Latest Article|September 3, 2020|Free
::Making Grown Men Cry Since 1992
3 min read
Get Action is the name of a long-running, ecstatically earnest garage rock band from Albuquerque that features Bill Bunting on vocals, Ashley Floyd and Scott Brown handling guitars with a rhythm section comprised of bassist Zac Webb and stickman Ben Levine. Their new album, Right on Time, will be released on November 18 at the Moonlight Lounge for local listeners eager to soak up their post-election blues with some tremulous 1960s-soaked rocanrol music. Reminiscent of the best seizure-inducing sounds from a bygone era, but updated to include an anxious awareness of today’s societal angst, songs like “Back on the Wave” demonstrate a groovy millennial triumphalism rooted in pop psychedelia, while the title track just plain rocks the fuck out with blazing guitars, an overdriven rhythm section and petulant vocals that herd listeners right over the edge of what’s considered socially acceptable. All that and cover art by Alibi alum Jeff Drew make this upcoming Bandcamp release worth the wait.
Alt.rock duo Karie Morgan and Maurico Paez are The Talking Hours, a Burque band noted for their skeleton-shaking, noise-nuanced garage rock. Their first full length recording, Golden, drops on Dec. 1; lucky listeners should visit The Talking Hour’s Bandcamp page as soon as possible though, to order one of this town’s best and bad-ass examples of brutal sonic bombardment to come along this year. With one-word tuneage titles like “Weapon,” “Noose” and “Fizzle” this album takes naturally uncomfortable musical moments and lovingly crafts them into deadly nocturnes to nothingness. Of particular interest: the perversely percussive title track, nearly mechanical in execution, divines a raw, relentless hopelessness from its burning bass line, from the repetition of vocal line that states in broad half-whispered, half-shouted tonalities, “I”m golden, I’m golden but I’m silver without you.”

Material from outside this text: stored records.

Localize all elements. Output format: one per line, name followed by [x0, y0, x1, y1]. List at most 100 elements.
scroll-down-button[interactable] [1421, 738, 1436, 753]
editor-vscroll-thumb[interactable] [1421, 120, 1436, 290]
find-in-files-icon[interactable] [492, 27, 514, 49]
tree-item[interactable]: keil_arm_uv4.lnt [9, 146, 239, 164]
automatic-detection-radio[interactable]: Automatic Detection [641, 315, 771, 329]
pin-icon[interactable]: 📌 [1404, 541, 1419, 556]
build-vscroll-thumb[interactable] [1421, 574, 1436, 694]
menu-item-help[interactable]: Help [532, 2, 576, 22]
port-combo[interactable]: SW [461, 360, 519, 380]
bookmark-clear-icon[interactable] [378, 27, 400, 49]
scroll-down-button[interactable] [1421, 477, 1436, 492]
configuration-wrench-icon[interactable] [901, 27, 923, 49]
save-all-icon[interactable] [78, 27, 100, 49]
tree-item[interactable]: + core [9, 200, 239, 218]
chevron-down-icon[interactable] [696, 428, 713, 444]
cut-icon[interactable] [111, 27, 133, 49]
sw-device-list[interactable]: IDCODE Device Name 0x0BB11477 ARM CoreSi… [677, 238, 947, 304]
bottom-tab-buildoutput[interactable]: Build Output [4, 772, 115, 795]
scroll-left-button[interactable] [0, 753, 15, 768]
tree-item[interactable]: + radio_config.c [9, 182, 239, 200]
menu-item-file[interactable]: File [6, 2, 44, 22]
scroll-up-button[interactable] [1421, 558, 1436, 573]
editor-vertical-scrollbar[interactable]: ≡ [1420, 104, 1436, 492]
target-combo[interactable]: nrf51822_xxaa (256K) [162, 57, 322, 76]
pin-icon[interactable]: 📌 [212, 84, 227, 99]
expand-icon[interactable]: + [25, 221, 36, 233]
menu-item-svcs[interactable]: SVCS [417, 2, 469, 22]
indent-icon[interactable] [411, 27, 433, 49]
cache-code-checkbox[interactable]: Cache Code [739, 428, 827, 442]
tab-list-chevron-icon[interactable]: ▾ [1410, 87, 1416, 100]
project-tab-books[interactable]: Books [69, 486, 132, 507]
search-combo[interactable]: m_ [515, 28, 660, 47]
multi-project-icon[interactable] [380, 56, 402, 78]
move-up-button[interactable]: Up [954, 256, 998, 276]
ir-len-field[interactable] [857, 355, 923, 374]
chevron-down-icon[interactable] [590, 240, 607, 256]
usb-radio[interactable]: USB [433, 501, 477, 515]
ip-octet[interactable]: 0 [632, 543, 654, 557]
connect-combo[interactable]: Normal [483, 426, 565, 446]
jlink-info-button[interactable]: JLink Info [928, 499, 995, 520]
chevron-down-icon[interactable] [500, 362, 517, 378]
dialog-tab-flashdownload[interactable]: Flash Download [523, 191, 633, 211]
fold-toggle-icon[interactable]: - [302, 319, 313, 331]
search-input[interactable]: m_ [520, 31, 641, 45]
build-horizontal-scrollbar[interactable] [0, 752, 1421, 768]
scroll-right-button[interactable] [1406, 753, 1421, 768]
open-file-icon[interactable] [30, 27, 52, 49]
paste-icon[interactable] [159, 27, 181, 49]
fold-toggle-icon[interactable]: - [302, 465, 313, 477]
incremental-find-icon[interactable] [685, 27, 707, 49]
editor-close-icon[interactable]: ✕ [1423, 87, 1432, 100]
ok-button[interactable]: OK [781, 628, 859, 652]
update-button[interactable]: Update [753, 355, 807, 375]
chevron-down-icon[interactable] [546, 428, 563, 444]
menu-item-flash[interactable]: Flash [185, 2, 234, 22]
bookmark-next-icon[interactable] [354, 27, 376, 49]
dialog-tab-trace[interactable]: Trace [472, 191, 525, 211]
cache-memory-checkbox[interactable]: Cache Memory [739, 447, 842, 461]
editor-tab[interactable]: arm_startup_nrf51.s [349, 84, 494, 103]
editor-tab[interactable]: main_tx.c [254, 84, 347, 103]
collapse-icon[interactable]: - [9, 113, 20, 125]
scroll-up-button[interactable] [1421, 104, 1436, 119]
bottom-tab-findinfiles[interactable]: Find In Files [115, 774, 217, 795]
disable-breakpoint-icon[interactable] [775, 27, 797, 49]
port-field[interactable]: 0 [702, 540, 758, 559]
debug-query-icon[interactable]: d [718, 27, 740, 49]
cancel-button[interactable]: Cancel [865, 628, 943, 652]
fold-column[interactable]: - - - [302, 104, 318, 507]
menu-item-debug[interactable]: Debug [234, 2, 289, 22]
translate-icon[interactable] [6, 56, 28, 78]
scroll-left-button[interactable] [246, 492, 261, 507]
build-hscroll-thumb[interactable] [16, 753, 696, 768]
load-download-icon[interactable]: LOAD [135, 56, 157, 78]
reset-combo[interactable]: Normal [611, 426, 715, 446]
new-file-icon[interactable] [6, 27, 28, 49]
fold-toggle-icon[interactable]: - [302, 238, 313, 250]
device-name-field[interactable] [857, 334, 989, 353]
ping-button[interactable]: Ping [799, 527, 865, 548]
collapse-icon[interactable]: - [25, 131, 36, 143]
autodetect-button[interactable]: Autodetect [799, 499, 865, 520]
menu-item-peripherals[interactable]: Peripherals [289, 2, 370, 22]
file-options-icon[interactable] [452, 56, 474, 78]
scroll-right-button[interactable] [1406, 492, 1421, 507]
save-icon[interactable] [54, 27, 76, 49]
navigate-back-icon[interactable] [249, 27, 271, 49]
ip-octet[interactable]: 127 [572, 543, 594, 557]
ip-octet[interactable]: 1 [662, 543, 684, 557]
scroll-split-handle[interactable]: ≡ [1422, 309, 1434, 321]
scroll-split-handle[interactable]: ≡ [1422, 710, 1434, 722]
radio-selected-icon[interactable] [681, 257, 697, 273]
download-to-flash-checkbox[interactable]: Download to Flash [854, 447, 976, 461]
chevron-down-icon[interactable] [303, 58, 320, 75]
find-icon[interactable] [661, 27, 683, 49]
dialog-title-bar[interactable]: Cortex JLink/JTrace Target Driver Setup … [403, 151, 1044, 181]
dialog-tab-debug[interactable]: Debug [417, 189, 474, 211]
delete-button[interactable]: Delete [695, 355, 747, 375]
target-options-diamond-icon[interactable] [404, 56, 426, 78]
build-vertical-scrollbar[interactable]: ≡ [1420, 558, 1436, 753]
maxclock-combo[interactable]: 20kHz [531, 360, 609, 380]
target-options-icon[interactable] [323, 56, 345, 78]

Okay, this is my album of the week. That is to say it’s the one thing I listened to over and over as the weather turned cold, the birds abandoned Burque, and the leaves shook themselves from the trees, grandly and grieviously. WURM (Art Black and Bobby Stewart) are known for making industrial-strength noise that’s skewed only slightly toward the rocanrol side of things, and Paralysis Machine is no exception. I’m particularly fond of the wondrously alien-attack-like nuance on “MetaLik” and would not be surprised to find out that humans have been taken aboard certain spaceships and sent out into deep space while this sonic event parades around, all nude and noisy in the background. Other highlights of this hellaciously hellish vision include the literally stunning, epileptic episode enhancing “Kaos Ohmen” and “Gnaw on Light,” an almost ambient creation that induces a clarity that at first seems like death but really has orgasmic undertones.